Etant aussi directement concerné par la résolution L.7, M. NABIL RAMLAWI (Palestine) a affirmé que toutes les résolutions adoptées confirment le droit du peuple palestinien à l'autodétermination. Le droit à l'autodétermination est consacré par de nombreux textes de droit international, à commencer par la Charte des Nations unies, a-t-il rappelé. Or, l'occupation israélienne empêche la Palestine de jouir de ce droit. Le représentant palestinien a expliqué qu'il ne souhaitait pas faire de longs discours et que le résultat du vote sur ce projet de résolution constituera la meilleure réponse à apporter à la déclaration du représentant d'Israël.

M. RICHARD S. WILLIAMSON (Etats-Unis) a pour sa part estimé que l'attention et les efforts de ceux qui veulent trouver une solution au conflit au Moyen-Orient doivent se concentrer sur des mesures pratiques. Il n'est pas approprié que la Commission porte un jugement sur des questions politiques qui relèvent d'autres instances.

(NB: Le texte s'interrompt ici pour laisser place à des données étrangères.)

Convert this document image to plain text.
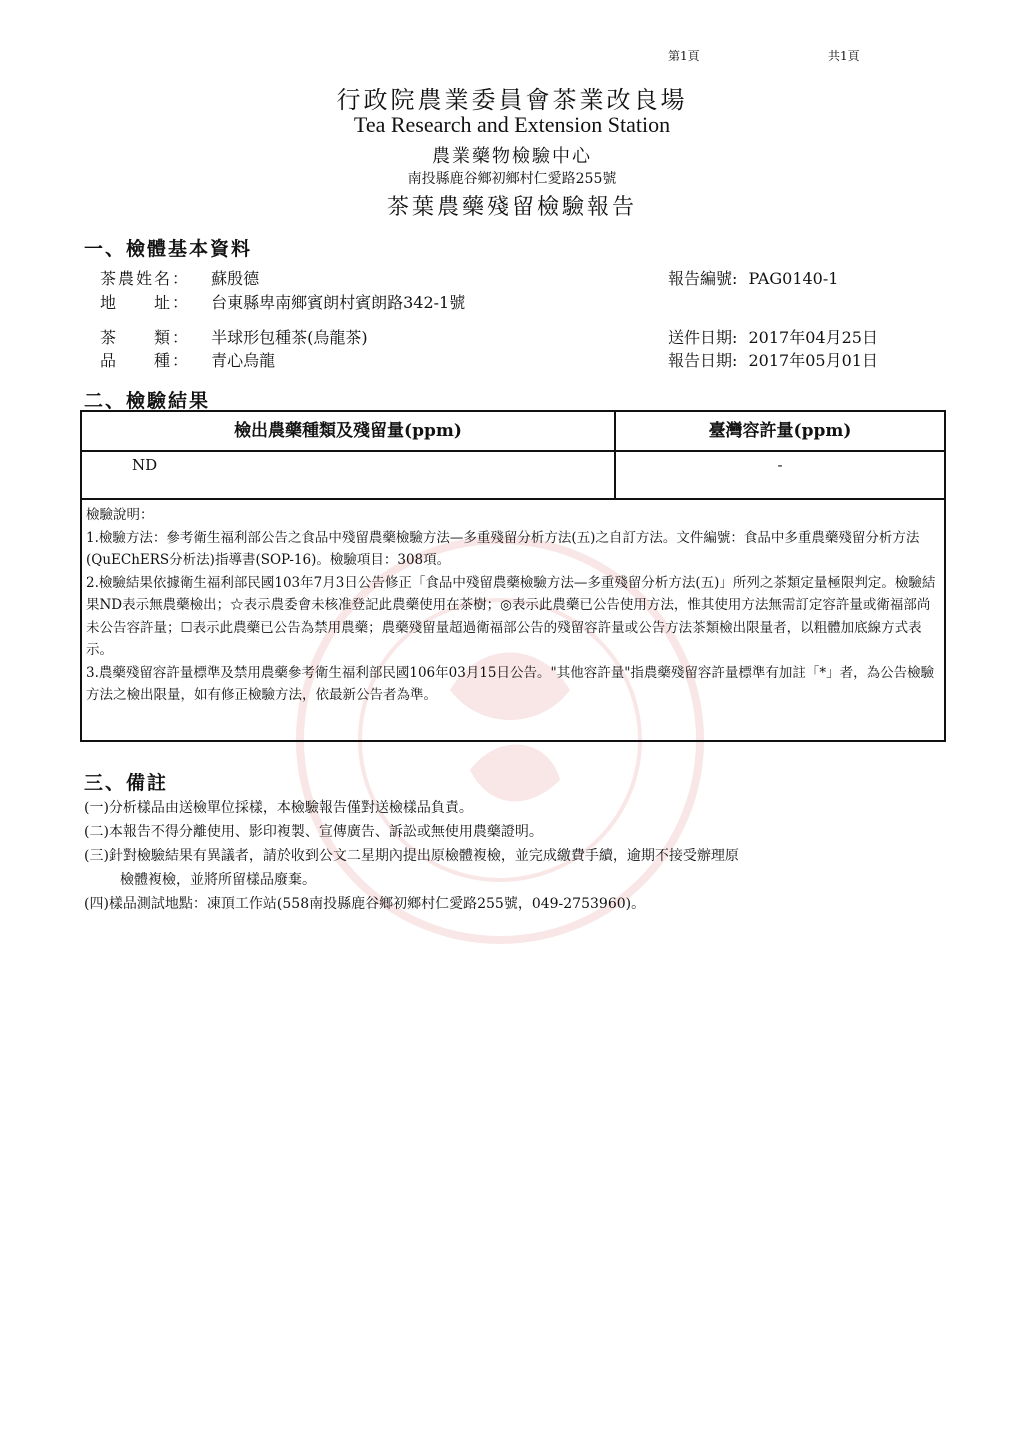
第1頁	共1頁
行政院農業委員會茶業改良場
Tea Research and Extension Station
農業藥物檢驗中心
南投縣鹿谷鄉初鄉村仁愛路255號
茶葉農藥殘留檢驗報告
一、檢體基本資料
茶農姓名： 蘇殷德
地　　址： 台東縣卑南鄉賓朗村賓朗路342-1號
報告編號: PAG0140-1
茶　　類： 半球形包種茶(烏龍茶)
品　　種： 青心烏龍
送件日期: 2017年04月25日
報告日期: 2017年05月01日
二、檢驗結果
檢出農藥種類及殘留量(ppm)	臺灣容許量(ppm)
ND	-

檢驗說明：

1.檢驗方法：參考衛生福利部公告之食品中殘留農藥檢驗方法—多重殘留分析方法(五)之自訂方法。文件編號：食品中多重農藥殘留分析方法(QuEChERS分析法)指導書(SOP-16)。檢驗項目：308項。

2.檢驗結果依據衛生福利部民國103年7月3日公告修正「食品中殘留農藥檢驗方法—多重殘留分析方法(五)」所列之茶類定量極限判定。檢驗結果ND表示無農藥檢出；☆表示農委會未核准登記此農藥使用在茶樹；◎表示此農藥已公告使用方法，惟其使用方法無需訂定容許量或衛福部尚未公告容許量；☐表示此農藥已公告為禁用農藥；農藥殘留量超過衛福部公告的殘留容許量或公告方法茶類檢出限量者，以粗體加底線方式表示。

3.農藥殘留容許量標準及禁用農藥參考衛生福利部民國106年03月15日公告。"其他容許量"指農藥殘留容許量標準有加註「*」者，為公告檢驗方法之檢出限量，如有修正檢驗方法，依最新公告者為準。

三、備註

(一)分析樣品由送檢單位採樣，本檢驗報告僅對送檢樣品負責。

(二)本報告不得分離使用、影印複製、宣傳廣告、訴訟或無使用農藥證明。

(三)針對檢驗結果有異議者，請於收到公文二星期內提出原檢體複檢，並完成繳費手續，逾期不接受辦理原

檢體複檢，並將所留樣品廢棄。

(四)樣品測試地點：凍頂工作站(558南投縣鹿谷鄉初鄉村仁愛路255號，049-2753960)。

Pour avancer, les deux parties doivent être à la hauteur de leurs responsabilités, ce qui signifie pour les Palestiniens de mettre un terme à la violence et pour Israël de remédier à la situation humanitaire, a-t-il dit. Les Etats-Unis estiment que le projet de résolution L.7 est contre productif et appellent donc à voter contre.

M. LARS PIRA PÉREZ (Guatemala) a indiqué qu'il votera pour le projet de résolution L.7. Toutefois, il a souligné la nécessité de la reconnaissance mutuelle des droits à l'autodétermination des deux pays. Il a jugé nécessaire de reprendre les négociations afin de trouver une solution durable à ce conflit, conformément à la feuille de route.